The Cosmic Interceptor Fairground Ride

It had been a while since my last fairground ride concept thanks to a series of ship and robot themed models, and so suitably refreshed I set out about creating another.

Over the years designing numerous fairground models I feel I have virtually exhausted every conceivable shape and size and so the motivating challenge is always hoping you can come up with something new, and if at all possible, then also theming it as something imaginative too!

Without knowing for sure what I was going to build, I started by constructing a very long base where the new model will sit, whatever its shape, just to ensure that I wasn’t inhibited by the limited size of its feet.

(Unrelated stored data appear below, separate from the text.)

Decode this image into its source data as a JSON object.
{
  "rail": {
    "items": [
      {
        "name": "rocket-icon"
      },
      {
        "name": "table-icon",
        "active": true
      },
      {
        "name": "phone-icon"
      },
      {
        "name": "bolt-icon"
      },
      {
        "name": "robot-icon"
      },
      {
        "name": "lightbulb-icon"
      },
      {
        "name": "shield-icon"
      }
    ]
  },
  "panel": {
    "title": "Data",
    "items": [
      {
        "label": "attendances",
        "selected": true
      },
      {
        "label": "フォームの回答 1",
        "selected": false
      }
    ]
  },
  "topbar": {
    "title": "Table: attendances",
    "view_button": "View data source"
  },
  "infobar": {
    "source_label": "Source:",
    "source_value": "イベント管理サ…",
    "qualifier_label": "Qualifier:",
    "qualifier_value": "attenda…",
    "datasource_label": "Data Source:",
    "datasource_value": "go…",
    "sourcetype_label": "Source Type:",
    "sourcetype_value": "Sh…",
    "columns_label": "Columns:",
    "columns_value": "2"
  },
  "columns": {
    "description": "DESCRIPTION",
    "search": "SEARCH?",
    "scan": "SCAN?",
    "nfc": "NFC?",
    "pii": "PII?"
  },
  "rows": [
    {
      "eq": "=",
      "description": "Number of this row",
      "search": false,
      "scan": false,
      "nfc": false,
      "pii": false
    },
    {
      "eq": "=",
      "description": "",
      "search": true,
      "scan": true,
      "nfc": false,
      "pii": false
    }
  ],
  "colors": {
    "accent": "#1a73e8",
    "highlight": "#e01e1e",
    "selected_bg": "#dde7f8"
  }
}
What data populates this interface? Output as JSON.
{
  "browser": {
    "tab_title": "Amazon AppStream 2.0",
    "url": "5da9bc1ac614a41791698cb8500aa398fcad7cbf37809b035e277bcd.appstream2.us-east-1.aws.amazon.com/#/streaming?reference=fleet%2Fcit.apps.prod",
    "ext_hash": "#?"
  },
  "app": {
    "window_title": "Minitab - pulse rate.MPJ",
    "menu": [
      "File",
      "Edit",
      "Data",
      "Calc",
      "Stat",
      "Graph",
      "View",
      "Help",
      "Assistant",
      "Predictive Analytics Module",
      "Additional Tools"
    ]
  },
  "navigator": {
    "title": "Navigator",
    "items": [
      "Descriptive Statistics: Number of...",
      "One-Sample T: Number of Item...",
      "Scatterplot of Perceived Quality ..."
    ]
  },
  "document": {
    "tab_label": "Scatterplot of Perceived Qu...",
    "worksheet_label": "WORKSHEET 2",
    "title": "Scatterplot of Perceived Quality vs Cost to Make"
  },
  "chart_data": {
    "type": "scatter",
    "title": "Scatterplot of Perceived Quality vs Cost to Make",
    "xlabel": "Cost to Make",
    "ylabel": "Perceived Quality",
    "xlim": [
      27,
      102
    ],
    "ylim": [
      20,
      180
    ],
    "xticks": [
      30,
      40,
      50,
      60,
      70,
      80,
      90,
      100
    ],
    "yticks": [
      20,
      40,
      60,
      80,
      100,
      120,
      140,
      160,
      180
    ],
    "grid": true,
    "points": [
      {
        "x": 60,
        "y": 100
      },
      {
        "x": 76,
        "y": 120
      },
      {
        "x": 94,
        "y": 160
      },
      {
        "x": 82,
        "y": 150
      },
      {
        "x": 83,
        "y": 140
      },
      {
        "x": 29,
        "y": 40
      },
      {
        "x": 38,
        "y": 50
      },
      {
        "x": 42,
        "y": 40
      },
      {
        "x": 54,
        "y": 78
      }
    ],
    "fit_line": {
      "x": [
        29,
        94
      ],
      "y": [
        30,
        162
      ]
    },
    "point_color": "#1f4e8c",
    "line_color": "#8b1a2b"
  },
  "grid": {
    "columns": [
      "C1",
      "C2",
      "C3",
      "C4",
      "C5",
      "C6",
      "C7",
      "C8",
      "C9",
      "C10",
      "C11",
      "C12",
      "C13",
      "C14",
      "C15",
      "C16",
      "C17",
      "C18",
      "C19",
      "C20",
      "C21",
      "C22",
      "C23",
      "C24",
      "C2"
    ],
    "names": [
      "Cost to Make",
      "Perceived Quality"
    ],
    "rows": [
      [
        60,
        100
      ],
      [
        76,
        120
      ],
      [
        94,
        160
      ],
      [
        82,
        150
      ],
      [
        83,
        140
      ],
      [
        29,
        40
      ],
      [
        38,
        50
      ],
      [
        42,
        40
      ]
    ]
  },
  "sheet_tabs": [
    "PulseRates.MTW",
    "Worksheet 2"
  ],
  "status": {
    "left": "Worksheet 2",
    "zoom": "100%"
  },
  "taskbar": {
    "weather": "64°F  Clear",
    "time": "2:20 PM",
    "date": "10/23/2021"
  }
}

The front of the base was to serve as the entrance to the ride, and a tilting tower was conceived to sit at the far end of the base to hold a rotating large canopy with eight passenger carriages.

Running unchecked with the adrenalin surge each new model design creates, it was soon evident that the new unit was not only large and suitably heavy, but with a diameter of 1.2m I had forgotten to take into consideration the internal dimensions of my car and how I would therefore transport it.

Not quite with my tail between my legs, but just as equally frustrating of course, everything I had built needed to be deconstructed and re-assembled in a slightly reduced redesign just to ensure that I could get the overall width to under 1.1m, but that impacted on all the fittings and structural support, and as such it took a whole day just to get back on track to where I hoped the model was going.

At that stage I was still not sure if the motor would be able to drive this heavy cumbersome unit, but I carried on stubbornly regardless, allowing myself to worry about such things later, and in that way I continued with the extra fittings, embellishments, balustrades, lights, etc.

What I did manage in my redesign was to create the construction in a way that it could be taken apart fairly easily into three main component parts, these being the base unit, the tilting tower, and the rotating canopy, and so I had more than overcome the challenges posed by the need to transport the model in my car from time to time.

It took me about 14 days to finish it but as I wasted one day in having to change it all, I lost out on one of the Sundays when I could have rested!

The test drive seemed to operate nice and smoothly, but it became apparent very quickly that the first motor driving the mechanism was not up to the challenge and an alternative upgrade had to follow quickly.

The overall base dimensions are 1.4m (length), 0.6m (width), 6” (height) and the overall model height is 1.3m. I have also included two sets of lights, a ticket kiosk, and a place for an advertising ride name and tagline.

The end product is yet another twist on a rotating thrill ride fairground attraction, but in my mind it can be so much more too. I also see it as a generating laser shooting defence mechanism, perhaps on standby protecting the earth from the threat from outer space and from the fury of its destructive meteorite missiles.

There was in the early 1970s an iconic collector’s flying ‘rocket’ kit model made by Wayne Keller of Estes Industries aimed at the older child and young-hearted adult which was also called the Cosmic Interceptor and looks like it would have been lots of fun to own and to construct and then test fly it too, though I myself never owned one. However I always believed a true Cosmic Interceptor that would be up to the challenge of protecting humanity would have to be a much bigger beast than a mere flying rocket, and something anchored down but with its eyes fixed permanently on the skies, and as such my new model idea is as much a fairground ride as it is a conceptual defence mechanism, depending on your point of view.

Take a ride in the Cosmic Interceptor — terrorising individuals at the fair while simultaneously keeping the population safe from the skies. Safely existing in a space where you still want to scream!